Leaders seeking readers

Mark Lawson meditates in The Guardian that with candidates posting videos on YouTube and Barack Obama pledging to tell supporters his vice-presidential choice by text, Campaign 2008 has been a new-tech election. But one piece of old technology has proved an unexpectedly powerful player: the book.


Obama is the first candidate to have had two bestselling books - not manifestos, but memoirs, which he seems to have written himself - before even gaining the nomination. Unfortunately, the phenomenon has proved to have a nasty aftermath. Currently the top non-fiction slot he held is filled by Obama Nation, a title that is meant to be spat out fast, sounding like"Abomination".

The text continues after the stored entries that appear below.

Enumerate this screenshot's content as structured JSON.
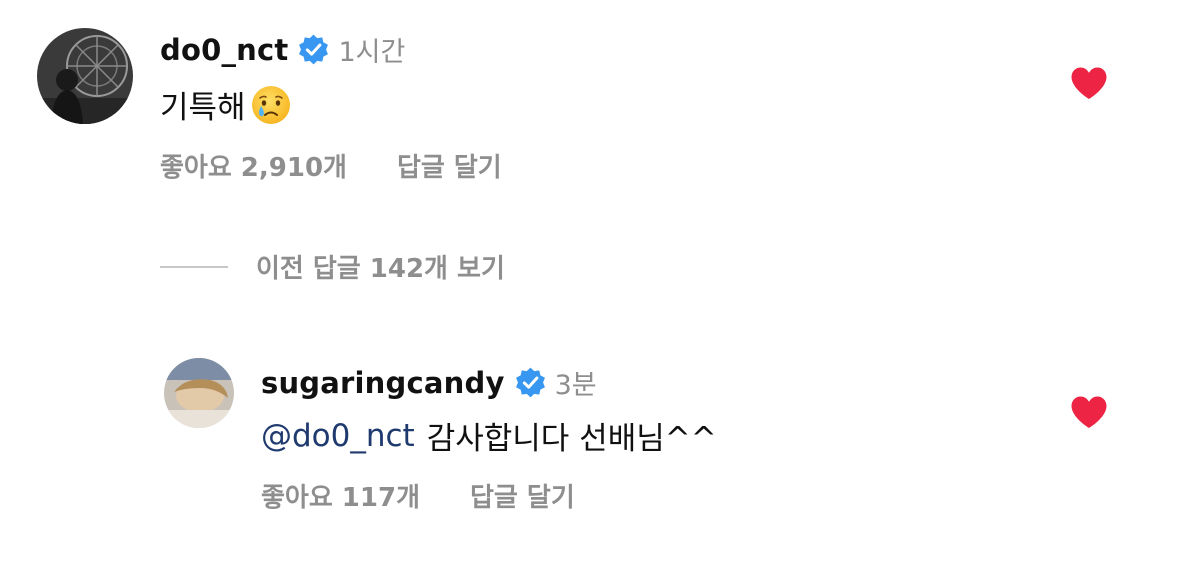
{
  "colors": {
    "text": "#111111",
    "muted": "#8e8e8e",
    "mention": "#1f3a6e",
    "verified": "#3897f0",
    "heart": "#ed2443"
  },
  "comments": [
    {
      "username": "do0_nct",
      "time": "1시간",
      "text": "기특해",
      "emoji": "crying-face",
      "likes": "좋아요 2,910개",
      "reply_label": "답글 달기",
      "liked": true
    }
  ],
  "view_replies": {
    "label": "이전 답글 142개 보기"
  },
  "replies": [
    {
      "username": "sugaringcandy",
      "time": "3분",
      "mention": "@do0_nct",
      "text": "감사합니다 선배님^^",
      "likes": "좋아요 117개",
      "reply_label": "답글 달기",
      "liked": true
    }
  ]
}
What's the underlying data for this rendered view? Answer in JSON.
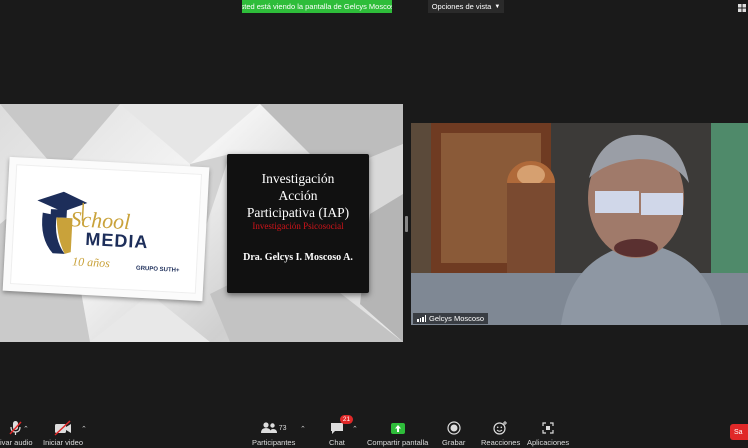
{
  "banner": {
    "sharing_text": "Usted está viendo la pantalla de Gelcys Moscoso",
    "view_options_label": "Opciones de vista"
  },
  "slide": {
    "title": "Investigación Acción Participativa (IAP)",
    "title_lines": [
      "Investigación",
      "Acción",
      "Participativa (IAP)"
    ],
    "subtitle": "Investigación Psicosocial",
    "author": "Dra. Gelcys I. Moscoso A.",
    "logo": {
      "school": "School",
      "media": "MEDIA",
      "anos": "10 años",
      "group": "GRUPO SUTH+"
    }
  },
  "video": {
    "participant_name": "Gelcys Moscoso"
  },
  "toolbar": {
    "audio_label": "ivar audio",
    "video_label": "Iniciar video",
    "participants_label": "Participantes",
    "participants_count": "73",
    "chat_label": "Chat",
    "chat_badge": "21",
    "share_label": "Compartir pantalla",
    "record_label": "Grabar",
    "reactions_label": "Reacciones",
    "apps_label": "Aplicaciones",
    "end_label": "Sa"
  },
  "colors": {
    "share_green": "#2ebd3a",
    "badge_red": "#e02828",
    "slide_red": "#d0141a",
    "logo_gold": "#c9a23a",
    "logo_navy": "#1d2e5a"
  }
}
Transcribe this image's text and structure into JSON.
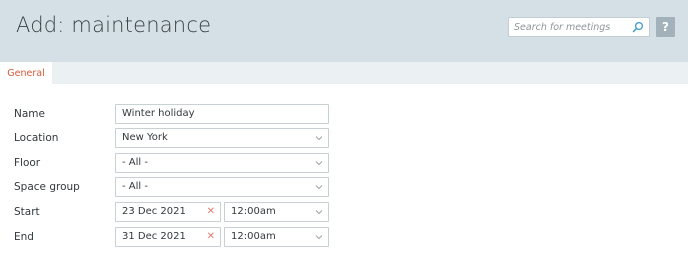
{
  "header": {
    "title": "Add: maintenance",
    "search_placeholder": "Search for meetings",
    "help_label": "?"
  },
  "tabs": [
    {
      "label": "General",
      "active": true
    }
  ],
  "form": {
    "name": {
      "label": "Name",
      "value": "Winter holiday"
    },
    "location": {
      "label": "Location",
      "value": "New York"
    },
    "floor": {
      "label": "Floor",
      "value": "- All -"
    },
    "space_group": {
      "label": "Space group",
      "value": "- All -"
    },
    "start": {
      "label": "Start",
      "date": "23 Dec 2021",
      "time": "12:00am"
    },
    "end": {
      "label": "End",
      "date": "31 Dec 2021",
      "time": "12:00am"
    }
  },
  "colors": {
    "header_bg": "#d5e0e6",
    "tab_active_text": "#d45b3c",
    "clear_icon": "#e07a6c"
  }
}
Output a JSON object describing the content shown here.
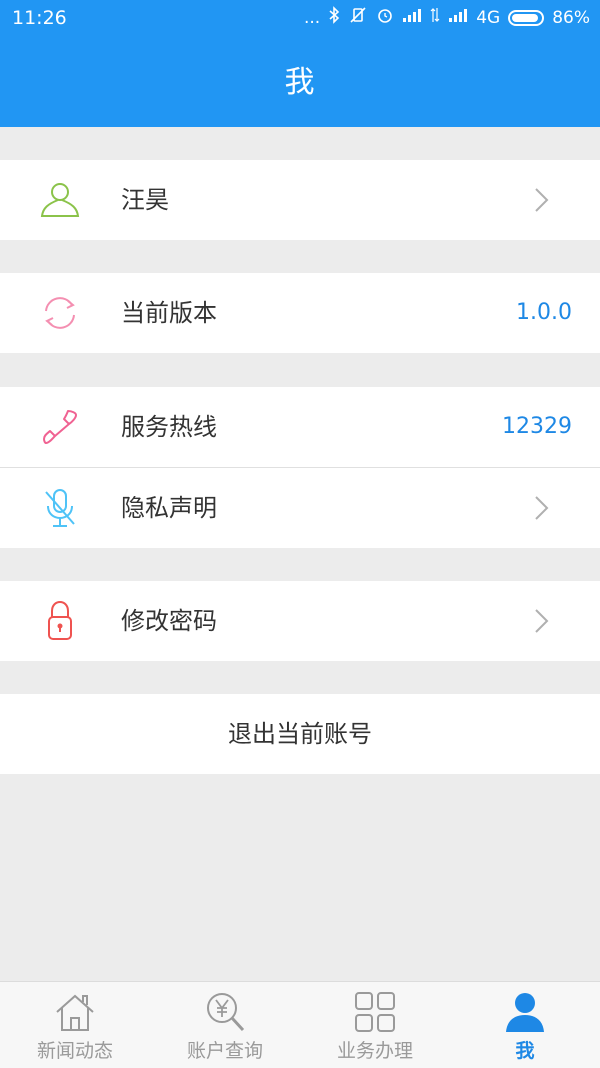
{
  "status_bar": {
    "time": "11:26",
    "dots": "...",
    "network": "4G",
    "battery": "86%"
  },
  "header": {
    "title": "我"
  },
  "rows": [
    {
      "label": "汪昊",
      "value": "",
      "icon": "user-icon"
    },
    {
      "label": "当前版本",
      "value": "1.0.0",
      "icon": "refresh-icon"
    },
    {
      "label": "服务热线",
      "value": "12329",
      "icon": "phone-icon"
    },
    {
      "label": "隐私声明",
      "value": "",
      "icon": "mic-off-icon"
    },
    {
      "label": "修改密码",
      "value": "",
      "icon": "lock-icon"
    }
  ],
  "logout_label": "退出当前账号",
  "tabs": [
    {
      "label": "新闻动态",
      "icon": "home-icon"
    },
    {
      "label": "账户查询",
      "icon": "search-yen-icon"
    },
    {
      "label": "业务办理",
      "icon": "grid-icon"
    },
    {
      "label": "我",
      "icon": "person-icon",
      "active": true
    }
  ],
  "colors": {
    "primary": "#2196f3",
    "link_value": "#1e88e5",
    "user_icon": "#8bc34a",
    "refresh_icon": "#f48fb1",
    "phone_icon": "#f06292",
    "mic_icon": "#4fc3f7",
    "lock_icon": "#ef5350"
  }
}
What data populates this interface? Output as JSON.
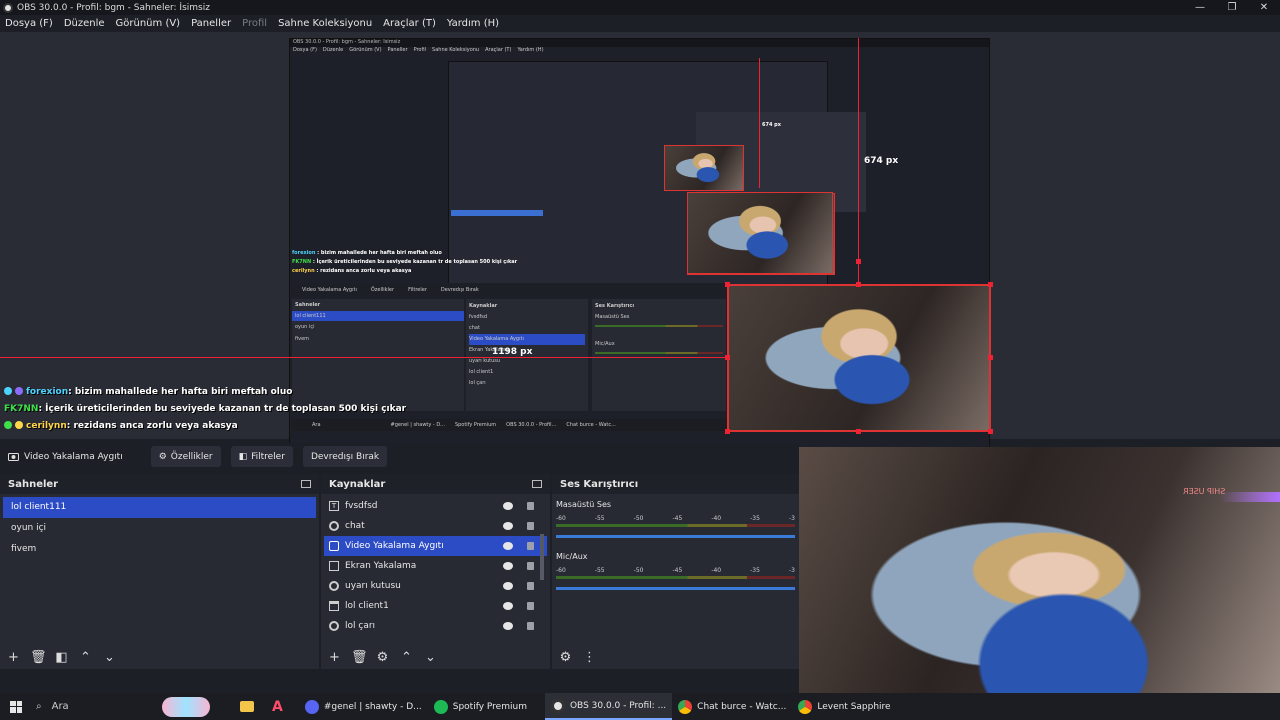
{
  "window": {
    "title": "OBS 30.0.0 - Profil: bgm - Sahneler: İsimsiz",
    "controls": [
      "—",
      "❐",
      "✕"
    ]
  },
  "menu": [
    "Dosya (F)",
    "Düzenle",
    "Görünüm (V)",
    "Paneller",
    "Profil",
    "Sahne Koleksiyonu",
    "Araçlar (T)",
    "Yardım (H)"
  ],
  "preview": {
    "nested_title": "OBS 30.0.0 - Profil: bgm - Sahneler: İsimsiz",
    "nested_menu": [
      "Dosya (F)",
      "Düzenle",
      "Görünüm (V)",
      "Paneller",
      "Profil",
      "Sahne Koleksiyonu",
      "Araçlar (T)",
      "Yardım (H)"
    ],
    "measure_height": "674 px",
    "measure_small": "674 px",
    "measure_width": "1198 px",
    "nested_context": [
      "Video Yakalama Aygıtı",
      "Özellikler",
      "Filtreler",
      "Devredışı Bırak"
    ],
    "nested_docks": [
      "Sahneler",
      "Kaynaklar",
      "Ses Karıştırıcı"
    ],
    "nested_scenes": [
      "lol client111",
      "oyun içi",
      "fivem"
    ],
    "nested_sources": [
      "fvsdfsd",
      "chat",
      "Video Yakalama Aygıtı",
      "Ekran Yakalama",
      "uyarı kutusu",
      "lol client1",
      "lol çarı"
    ],
    "nested_mixer": [
      "Masaüstü Ses",
      "Mic/Aux"
    ],
    "nested_taskbar": [
      "Ara",
      "#genel | shawty - D...",
      "Spotify Premium",
      "OBS 30.0.0 - Profil...",
      "Chat burce - Watc...",
      "Levent Sapphire"
    ],
    "nested_chat": [
      {
        "user": "forexion",
        "text": ": bizim mahallede her hafta biri meftah oluo"
      },
      {
        "user": "FK7NN",
        "text": ": İçerik üreticilerinden bu seviyede kazanan tr de toplasan 500 kişi çıkar"
      },
      {
        "user": "cerilynn",
        "text": ": rezidans anca zorlu veya akasya"
      }
    ]
  },
  "chat": [
    {
      "user": "forexion",
      "text": ": bizim mahallede her hafta biri meftah oluo"
    },
    {
      "user": "FK7NN",
      "text": ": İçerik üreticilerinden bu seviyede kazanan tr de toplasan 500 kişi çıkar"
    },
    {
      "user": "cerilynn",
      "text": ": rezidans anca zorlu veya akasya"
    }
  ],
  "context_bar": {
    "source": "Video Yakalama Aygıtı",
    "properties": "Özellikler",
    "filters": "Filtreler",
    "disable": "Devredışı Bırak"
  },
  "scenes": {
    "title": "Sahneler",
    "items": [
      "lol client111",
      "oyun içi",
      "fivem"
    ],
    "selected": 0
  },
  "sources": {
    "title": "Kaynaklar",
    "items": [
      {
        "label": "fvsdfsd",
        "icon": "text-icon"
      },
      {
        "label": "chat",
        "icon": "browser-icon"
      },
      {
        "label": "Video Yakalama Aygıtı",
        "icon": "camera-icon"
      },
      {
        "label": "Ekran Yakalama",
        "icon": "monitor-icon"
      },
      {
        "label": "uyarı kutusu",
        "icon": "browser-icon"
      },
      {
        "label": "lol client1",
        "icon": "window-icon"
      },
      {
        "label": "lol çarı",
        "icon": "browser-icon"
      }
    ],
    "selected": 2
  },
  "mixer": {
    "title": "Ses Karıştırıcı",
    "channels": [
      {
        "name": "Masaüstü Ses",
        "ticks": [
          "-60",
          "-55",
          "-50",
          "-45",
          "-40",
          "-35",
          "-3"
        ]
      },
      {
        "name": "Mic/Aux",
        "ticks": [
          "-60",
          "-55",
          "-50",
          "-45",
          "-40",
          "-35",
          "-3"
        ]
      }
    ]
  },
  "webcam": {
    "sign_text": "SHIP USER"
  },
  "taskbar": {
    "search": "Ara",
    "apps": [
      {
        "label": "#genel | shawty - D...",
        "color": "#5865f2"
      },
      {
        "label": "Spotify Premium",
        "color": "#1db954"
      },
      {
        "label": "OBS 30.0.0 - Profil: ...",
        "color": "#e6e6e6",
        "active": true
      },
      {
        "label": "Chat burce - Watc...",
        "color": "#4285f4"
      },
      {
        "label": "Levent Sapphire",
        "color": "#4285f4"
      }
    ]
  }
}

In Britain, the busy schedule of a prime minister has not prevented Gordon Brown from a rate of publication that would have impressed Agatha Christie - Wartime Courage: Stories of Extraordinary Bravery in World War II, due in the autumn, is his third book in little over a year, a successor to Courage: Eight Portraits, and Britain's Everyday Heroes.


As Lawson pithily comments, the fact that Brown has chosen to publish an entire trilogy about guts and courage is typical of this new brand of political literature. John F Kennedy's Portraits in Courage - calculated to establish cold warrior credentials before the 1960 race - remains the model for leaders in search of readers, even though it is now established that JFK did not actually set pen to paper.


McCain has just put out his own effort to entice Soldier of Fortune-reading voters -- Hard Call: Courageous Decisions by Inspiring People: Heroes Who Made Tough Decisions.


Grubby as the ploy might be, it is curiously touching that aspirants to power should wish to garnish their campaigns with nothing less than a good oldfashioned book.